SWLG response to Scarista wind turbine proposal

January 2013

The SWLG has submitted an objection to the West Harris Trust’s proposal for a 33m wind turbine at Scarista, on one of the finest stretches of coast in Scotland. We support the West Harris Trust’s work and its aim of ensuring that the area’s communities have a robust and viable future, and we also support the principle of community land ownership. Our decision to object was therefore made reluctantly and after careful consideration of the proposal and its context.

The Trust estimates that the turbine would bring revenue of £45,000 per year to the area, before running costs and borrowing charges, and the proposed site is next to two considerably smaller existing turbines. However, the location is particularly sensitive, being part of an open coastal landscape that is of exceptional value, and which itself draws tourists and residents to the area. Although the turbine’s immediate surroundings are not ‘wild’, the wider setting certainly is, and the turbine would have a substantial visual impact on this. We believe that an industrial structure of this scale is not appropriate in such a setting and decided to object on this basis.

We support the generation of energy at the community scale where projects are sympathetic to their environment, and hope that the West Harris Trust will reconsider their proposal.

Our letter of objection is below.

The Scottish Wild Land Group objects to the West Harris Trust’s proposal for a wind turbine at Scarista on the Isle of Harris. We believe that the proposed turbine, being located in a National Scenic Area and one of the finest coastal landscapes in the UK, would be too large and conspicuous to be considered appropriate, having a base to hub height of 24.6 metres and a base to blade-tip height of 33 metres. The turbine would be visible for many miles, and its scale and industrial nature make it entirely out of keeping with the landscape and environment of the area, prized for its openness and unspoiled views.

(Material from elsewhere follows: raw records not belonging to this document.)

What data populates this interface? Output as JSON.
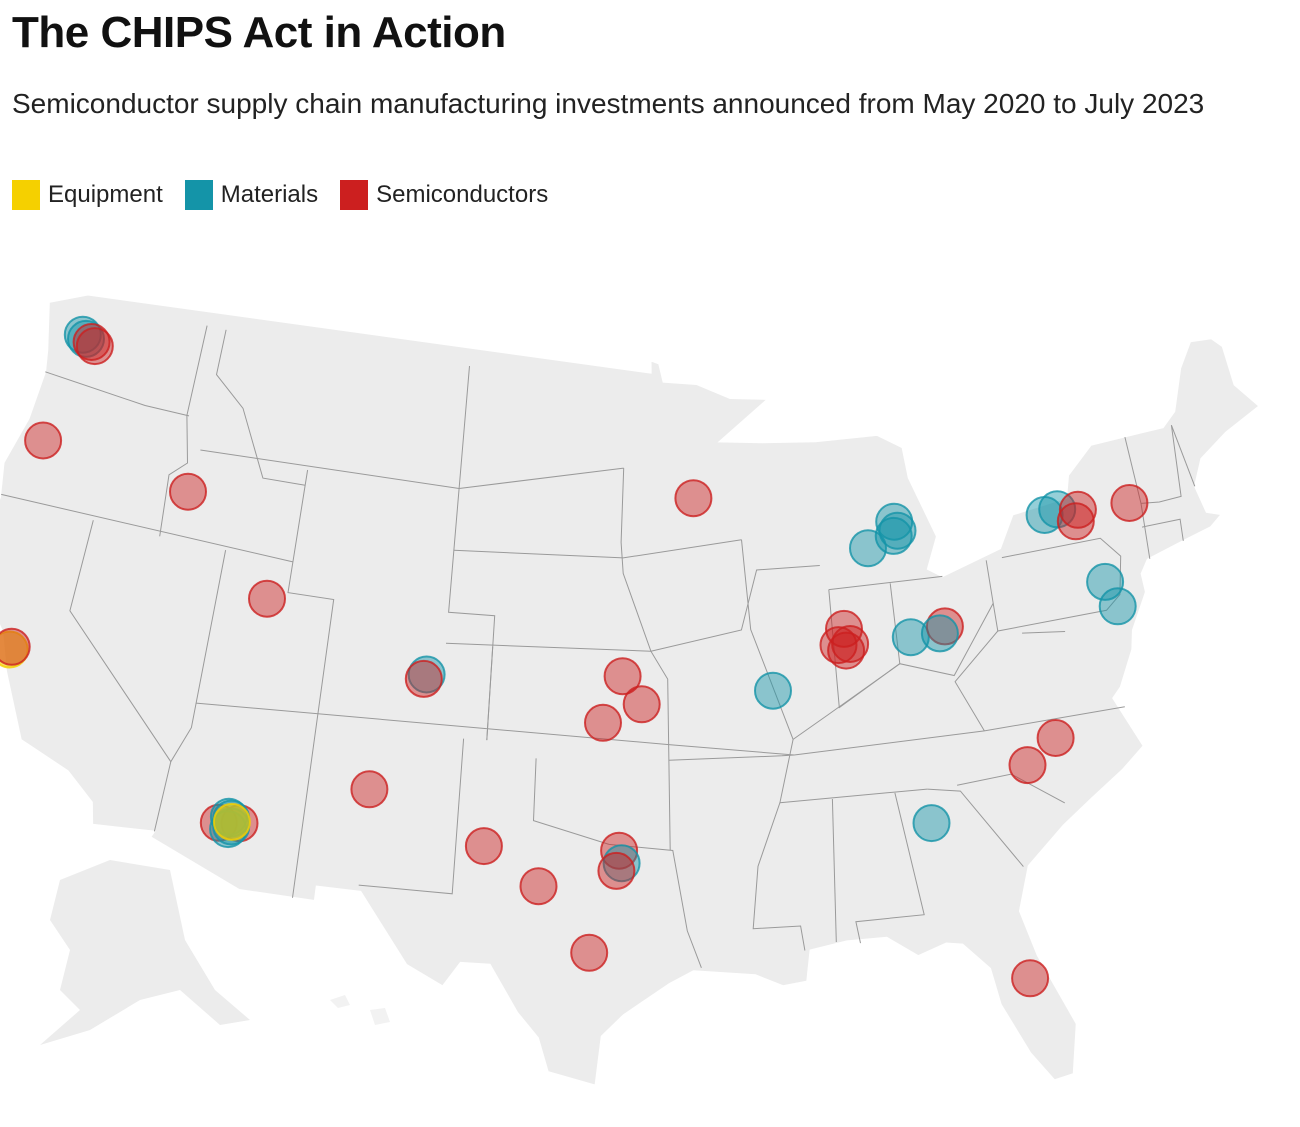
{
  "title": "The CHIPS Act in Action",
  "subtitle": "Semiconductor supply chain manufacturing investments announced from May 2020 to July 2023",
  "legend": [
    {
      "label": "Equipment",
      "color": "#f5d000"
    },
    {
      "label": "Materials",
      "color": "#1494a8"
    },
    {
      "label": "Semiconductors",
      "color": "#cc1f1f"
    }
  ],
  "markers": [
    {
      "cat": "Materials",
      "lon": -122.7,
      "lat": 47.7
    },
    {
      "cat": "Materials",
      "lon": -122.5,
      "lat": 47.6
    },
    {
      "cat": "Semiconductors",
      "lon": -122.2,
      "lat": 47.55
    },
    {
      "cat": "Semiconductors",
      "lon": -122.0,
      "lat": 47.45
    },
    {
      "cat": "Semiconductors",
      "lon": -123.1,
      "lat": 44.05
    },
    {
      "cat": "Semiconductors",
      "lon": -116.2,
      "lat": 43.6
    },
    {
      "cat": "Semiconductors",
      "lon": -111.9,
      "lat": 40.7
    },
    {
      "cat": "Equipment",
      "lon": -122.0,
      "lat": 37.3
    },
    {
      "cat": "Semiconductors",
      "lon": -121.95,
      "lat": 37.4
    },
    {
      "cat": "Materials",
      "lon": -104.75,
      "lat": 38.95
    },
    {
      "cat": "Semiconductors",
      "lon": -104.85,
      "lat": 38.8
    },
    {
      "cat": "Semiconductors",
      "lon": -106.6,
      "lat": 35.1
    },
    {
      "cat": "Semiconductors",
      "lon": -112.3,
      "lat": 33.35
    },
    {
      "cat": "Semiconductors",
      "lon": -111.5,
      "lat": 33.45
    },
    {
      "cat": "Materials",
      "lon": -111.95,
      "lat": 33.6
    },
    {
      "cat": "Materials",
      "lon": -111.85,
      "lat": 33.55
    },
    {
      "cat": "Materials",
      "lon": -111.9,
      "lat": 33.2
    },
    {
      "cat": "Materials",
      "lon": -111.8,
      "lat": 33.3
    },
    {
      "cat": "Equipment",
      "lon": -111.8,
      "lat": 33.45
    },
    {
      "cat": "Semiconductors",
      "lon": -101.9,
      "lat": 33.6
    },
    {
      "cat": "Semiconductors",
      "lon": -99.7,
      "lat": 32.4
    },
    {
      "cat": "Semiconductors",
      "lon": -97.7,
      "lat": 30.3
    },
    {
      "cat": "Semiconductors",
      "lon": -96.6,
      "lat": 33.6
    },
    {
      "cat": "Materials",
      "lon": -96.5,
      "lat": 33.2
    },
    {
      "cat": "Semiconductors",
      "lon": -96.7,
      "lat": 32.95
    },
    {
      "cat": "Semiconductors",
      "lon": -96.5,
      "lat": 39.2
    },
    {
      "cat": "Semiconductors",
      "lon": -95.7,
      "lat": 38.3
    },
    {
      "cat": "Semiconductors",
      "lon": -97.3,
      "lat": 37.7
    },
    {
      "cat": "Semiconductors",
      "lon": -93.3,
      "lat": 44.9
    },
    {
      "cat": "Materials",
      "lon": -90.2,
      "lat": 38.6
    },
    {
      "cat": "Semiconductors",
      "lon": -87.0,
      "lat": 40.4
    },
    {
      "cat": "Semiconductors",
      "lon": -87.3,
      "lat": 39.9
    },
    {
      "cat": "Semiconductors",
      "lon": -86.8,
      "lat": 39.9
    },
    {
      "cat": "Semiconductors",
      "lon": -87.0,
      "lat": 39.7
    },
    {
      "cat": "Materials",
      "lon": -84.3,
      "lat": 43.65
    },
    {
      "cat": "Materials",
      "lon": -84.2,
      "lat": 43.35
    },
    {
      "cat": "Materials",
      "lon": -84.4,
      "lat": 43.2
    },
    {
      "cat": "Materials",
      "lon": -85.6,
      "lat": 42.9
    },
    {
      "cat": "Materials",
      "lon": -84.2,
      "lat": 39.9
    },
    {
      "cat": "Semiconductors",
      "lon": -82.7,
      "lat": 40.1
    },
    {
      "cat": "Materials",
      "lon": -82.95,
      "lat": 39.9
    },
    {
      "cat": "Materials",
      "lon": -77.6,
      "lat": 43.1
    },
    {
      "cat": "Materials",
      "lon": -77.0,
      "lat": 43.2
    },
    {
      "cat": "Semiconductors",
      "lon": -76.1,
      "lat": 43.05
    },
    {
      "cat": "Semiconductors",
      "lon": -76.3,
      "lat": 42.7
    },
    {
      "cat": "Semiconductors",
      "lon": -73.8,
      "lat": 42.9
    },
    {
      "cat": "Materials",
      "lon": -75.6,
      "lat": 40.6
    },
    {
      "cat": "Materials",
      "lon": -75.3,
      "lat": 39.75
    },
    {
      "cat": "Semiconductors",
      "lon": -78.9,
      "lat": 36.0
    },
    {
      "cat": "Semiconductors",
      "lon": -80.2,
      "lat": 35.3
    },
    {
      "cat": "Materials",
      "lon": -84.3,
      "lat": 33.9
    },
    {
      "cat": "Semiconductors",
      "lon": -81.4,
      "lat": 28.5
    }
  ]
}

We strongly disagree with the applicant’s assertion that the turbine “does not significantly affect the landscape or the view to and from it”.

We recognise the West Harris Trust’s aim of supporting a viable and sustainable community in the area, and that they have identified certain benefits to this community of the proposed development. However, we believe that these benefits, if realised, would not justify the damage the turbine would do to the local environment. This environment is a major asset and attracts tourists and investment to the area and the wider region. A recent YouGov poll suggests that a large proportion of visitors to scenic areas would be less likely to visit if large wind power developments occurred in the area, and while this proposal is for a single turbine, the scenic value of the area and inconsistency of the development with this value are such that the risk of a similar effect is high. This landscape must also be recognised as a national (and international) resource, in which many diverse groups have a legitimate, if less immediate, interest. We believe that the proposed development therefore requires a considerably stronger justification than it has before the damage it causes to this resource can be accepted.

We are also concerned about the use of previous (smaller) developments to justify this one, and the gradual decay of natural amenity that this implies. Clearly, there must be a point at which developments are recognised as being of inappropriate scale whatever the existing infrastructure, and we believe that the proposed turbine, being of substantially greater size and impact than those already present, is beyond this point. If constructed, the turbine could presumably then be used to justify further developments of a similar scale, which would be wholly unacceptable.

For these reasons, we believe that this proposal would cause unacceptable damage to one of Scotland’s finest landscapes and, therefore, one of the areas’ most important economic resources, and should be rejected.